By deliberately perturbing inverter output in these ways, active methods can substantially reduce or even eliminate the non-detection zone (NDZ) inherent to passive approaches since even small power mismatches produce observable responses. However, because they introduce deliberate perturbations, albeit brief or low in amplitude, they carry the risk of degrading power quality through increased harmonic distortion or voltage/frequency excursions and, if not carefully designed, may affect system stability. Consequently, proper filter design, minimal perturbation amplitudes, and strictly time-limited injection intervals are essential to balance NDZ reduction against the need to preserve power quality and ensure reliable operation.
This study introduces hybrid islanding detection, which combines the benefits of active and passive techniques. This is due to the broad NDZ of passive techniques and the continuous power degradation of active techniques.

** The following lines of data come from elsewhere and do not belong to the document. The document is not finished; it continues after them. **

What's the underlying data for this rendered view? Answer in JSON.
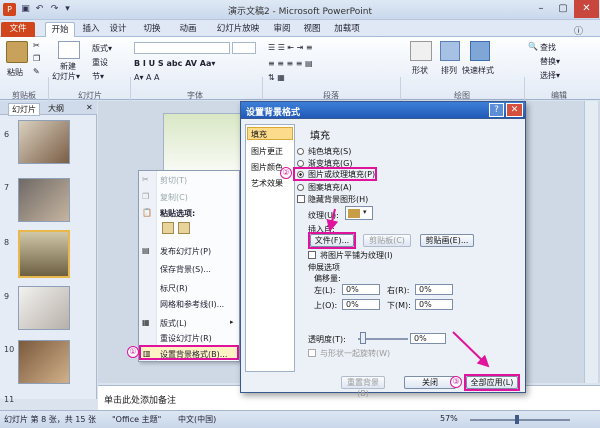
{
  "window": {
    "title": "演示文稿2 - Microsoft PowerPoint"
  },
  "tabs": [
    "文件",
    "开始",
    "插入",
    "设计",
    "切换",
    "动画",
    "幻灯片放映",
    "审阅",
    "视图",
    "加载项"
  ],
  "ribbon": {
    "paste": "粘贴",
    "clipboard": "剪贴板",
    "new_slide": "新建",
    "new_slide2": "幻灯片▾",
    "slides_group": "幻灯片",
    "layout": "版式▾",
    "reset": "重设",
    "section": "节▾",
    "font_group": "字体",
    "paragraph_group": "段落",
    "drawing_group": "绘图",
    "editing_group": "编辑",
    "shapes": "形状",
    "arrange": "排列",
    "quick_styles": "快速样式",
    "find": "查找",
    "replace": "替换▾",
    "select": "选择▾"
  },
  "left_pane": {
    "tab_slides": "幻灯片",
    "tab_outline": "大纲",
    "slide_numbers": [
      "6",
      "7",
      "8",
      "9",
      "10",
      "11"
    ]
  },
  "context_menu": {
    "items": [
      "剪切(T)",
      "复制(C)",
      "粘贴选项:",
      "发布幻灯片(P)",
      "保存背景(S)...",
      "标尺(R)",
      "网格和参考线(I)...",
      "版式(L)",
      "重设幻灯片(R)",
      "设置背景格式(B)..."
    ],
    "marker": "①"
  },
  "dialog": {
    "title": "设置背景格式",
    "help": "?",
    "close": "✕",
    "nav": [
      "填充",
      "图片更正",
      "图片颜色",
      "艺术效果"
    ],
    "heading": "填充",
    "options": [
      "纯色填充(S)",
      "渐变填充(G)",
      "图片或纹理填充(P)",
      "图案填充(A)"
    ],
    "hide_bg": "隐藏背景图形(H)",
    "texture_label": "纹理(U):",
    "insert_from": "插入自:",
    "file_btn": "文件(F)...",
    "clipboard_btn": "剪贴板(C)",
    "clipart_btn": "剪贴画(E)...",
    "tile": "将图片平铺为纹理(I)",
    "stretch": "伸展选项",
    "offsets": "偏移量:",
    "left": "左(L):",
    "right": "右(R):",
    "top": "上(O):",
    "bottom": "下(M):",
    "left_val": "0%",
    "right_val": "0%",
    "top_val": "0%",
    "bottom_val": "0%",
    "transparency": "透明度(T):",
    "transparency_val": "0%",
    "rotate": "与形状一起旋转(W)",
    "reset_btn": "重置背景(B)",
    "close_btn": "关闭",
    "apply_all": "全部应用(L)",
    "marker2": "②",
    "marker3": "③"
  },
  "notes": {
    "placeholder": "单击此处添加备注"
  },
  "status": {
    "slide": "幻灯片 第 8 张，共 15 张",
    "theme": "\"Office 主题\"",
    "lang": "中文(中国)",
    "zoom": "57%"
  }
}
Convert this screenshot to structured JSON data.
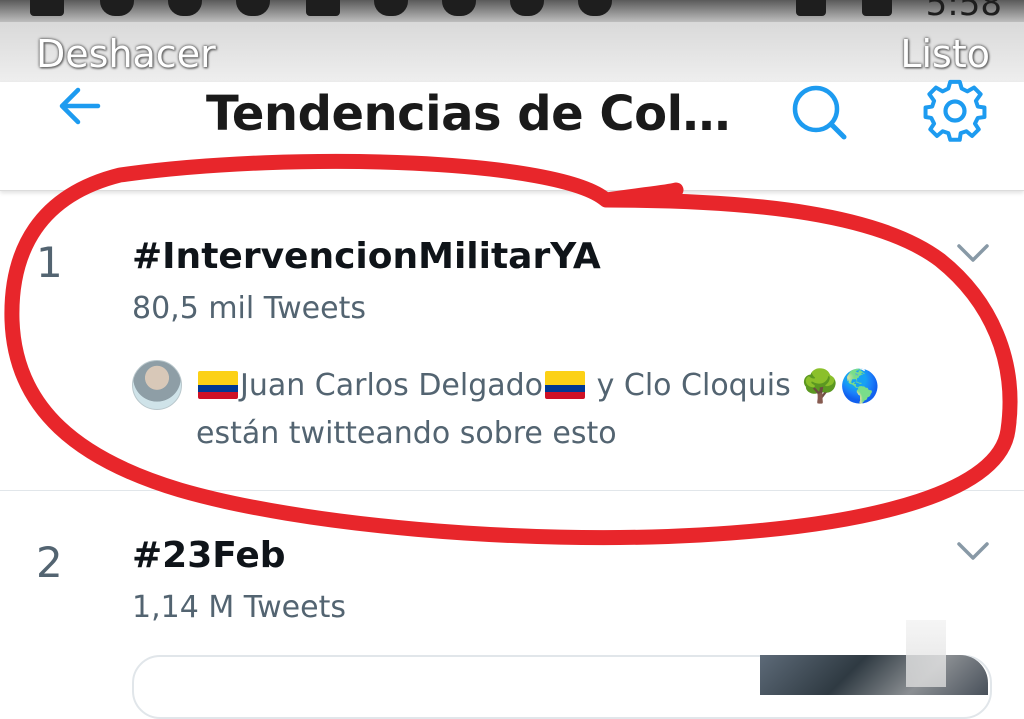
{
  "status_bar": {
    "time": "5:58"
  },
  "editor": {
    "undo_label": "Deshacer",
    "done_label": "Listo"
  },
  "header": {
    "title": "Tendencias de Col…",
    "back_icon": "arrow-left-icon",
    "search_icon": "search-icon",
    "settings_icon": "gear-icon"
  },
  "trends": [
    {
      "rank": "1",
      "hashtag": "#IntervencionMilitarYA",
      "tweet_count": "80,5 mil Tweets",
      "context": {
        "user1": "Juan Carlos Delgado",
        "connector": " y Clo Cloquis ",
        "emoji_tree": "🌳",
        "emoji_globe": "🌎",
        "suffix": "están twitteando sobre esto"
      }
    },
    {
      "rank": "2",
      "hashtag": "#23Feb",
      "tweet_count": "1,14 M Tweets"
    }
  ],
  "colors": {
    "accent": "#1d9bf0",
    "annotation": "#e8262b",
    "secondary_text": "#536471"
  }
}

The suggested technique uses a digital lock-in amplifier to detect the fifth and seventh harmonics at the PCC in real time. A possible islanding condition is suspected when there is an aberrant variance in the harmonic amplitudes. This is confirmed by injecting non-characteristic harmonic perturbation for three-line cycles. The suggested method has no NDZ because the harmonic features are independent of the load conditions. Furthermore, only three line cycles are affected by the slight harmonic disruption; therefore, there is no degradation in the output power quality. The following are the main characteristics of the suggested islanding detection techniques: (1) The suggested method only requires grid angle information and PCC voltage feedback, and no additional hardware is needed. Furthermore, (2) it does not depend on the reference frame of the PLL or current controller, whether it be a stationary or synchronous frame. (3) Since the proposed technique just includes a multiplier and LPF, the control settings are simple to adjust. (4) Any nth-order harmonic can be calculated using the modified DLA harmonic extraction method. (5) The DLA is impervious to high-frequency noise, DC offset of any kind, and other measurement problems that may result from inaccurate feedback sensors. The suggested method’s operation will be thoroughly explained in the next section.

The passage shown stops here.